Inflation fears tied to U.S. policies could boost Singapore equities
Experts said investors will likely shift to safe havens like Singapore amidst uncertainty.
The equity market in Singapore could gain from inflation uncertainty tied to new U.S. tariff and immigration policies, Morgan Stanley (MS) experts said.
MS experts said policy shifts from the new Republican administration in the US could have widespread effects on global markets, including Singapore.
Although the policy direction seems settled, uncertainty about the timing and details of these measures – critical factors for investment decisions – could reshape market expectations.

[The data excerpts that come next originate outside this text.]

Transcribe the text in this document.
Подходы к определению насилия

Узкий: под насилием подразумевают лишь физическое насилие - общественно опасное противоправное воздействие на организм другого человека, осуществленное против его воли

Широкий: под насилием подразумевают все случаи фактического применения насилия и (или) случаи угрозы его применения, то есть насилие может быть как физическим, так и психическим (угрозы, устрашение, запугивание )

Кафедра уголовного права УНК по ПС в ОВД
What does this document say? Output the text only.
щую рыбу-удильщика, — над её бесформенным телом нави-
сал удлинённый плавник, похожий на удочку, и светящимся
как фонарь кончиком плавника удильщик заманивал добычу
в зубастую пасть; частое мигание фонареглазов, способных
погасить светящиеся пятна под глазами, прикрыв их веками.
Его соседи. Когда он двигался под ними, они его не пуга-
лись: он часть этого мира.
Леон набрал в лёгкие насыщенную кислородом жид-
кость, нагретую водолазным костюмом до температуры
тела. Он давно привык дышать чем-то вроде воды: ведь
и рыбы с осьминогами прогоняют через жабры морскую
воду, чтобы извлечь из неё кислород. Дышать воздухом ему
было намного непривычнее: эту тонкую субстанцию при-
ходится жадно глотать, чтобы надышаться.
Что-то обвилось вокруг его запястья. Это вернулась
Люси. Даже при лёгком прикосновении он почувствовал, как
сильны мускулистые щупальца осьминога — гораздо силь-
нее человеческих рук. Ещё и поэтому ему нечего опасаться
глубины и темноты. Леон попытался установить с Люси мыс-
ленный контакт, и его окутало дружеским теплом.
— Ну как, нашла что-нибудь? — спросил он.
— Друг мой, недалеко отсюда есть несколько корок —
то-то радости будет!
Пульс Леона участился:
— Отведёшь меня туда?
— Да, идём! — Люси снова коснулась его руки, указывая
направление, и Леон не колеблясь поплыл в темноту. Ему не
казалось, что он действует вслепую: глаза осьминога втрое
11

Potential inflationary impacts from US tariff and immigration policies are key unknowns, likely contributing to fluctuating interest rate expectations in 2025.
Amidst this uncertainty, MS investors may shift to defensive equity allocations, increasing their focus on safe havens like Singapore.
In addition to the U.S. effect, MS said Singapore’s stock market stands to gain from local government initiatives to revitalise its struggling market.
"The combination of stronger political will and low market expectations reinforces our belief that upcoming initiatives could have a significant positive impact, even if the details are yet to be finalized," MS said.
According to the experts, "The new measures will likely aim to enhance stock trading liquidity through capital injections, potentially boosting valuation multiples by up to 20% and narrowing the gap with global benchmarks."
MS predicts 2025 will be another "fruitful" year for Singapore, despite challenges in the regional market.
The re-rating of below-trend valuation multiples, driven by market reforms and reversing fund outflows, is expected to underpin this growth.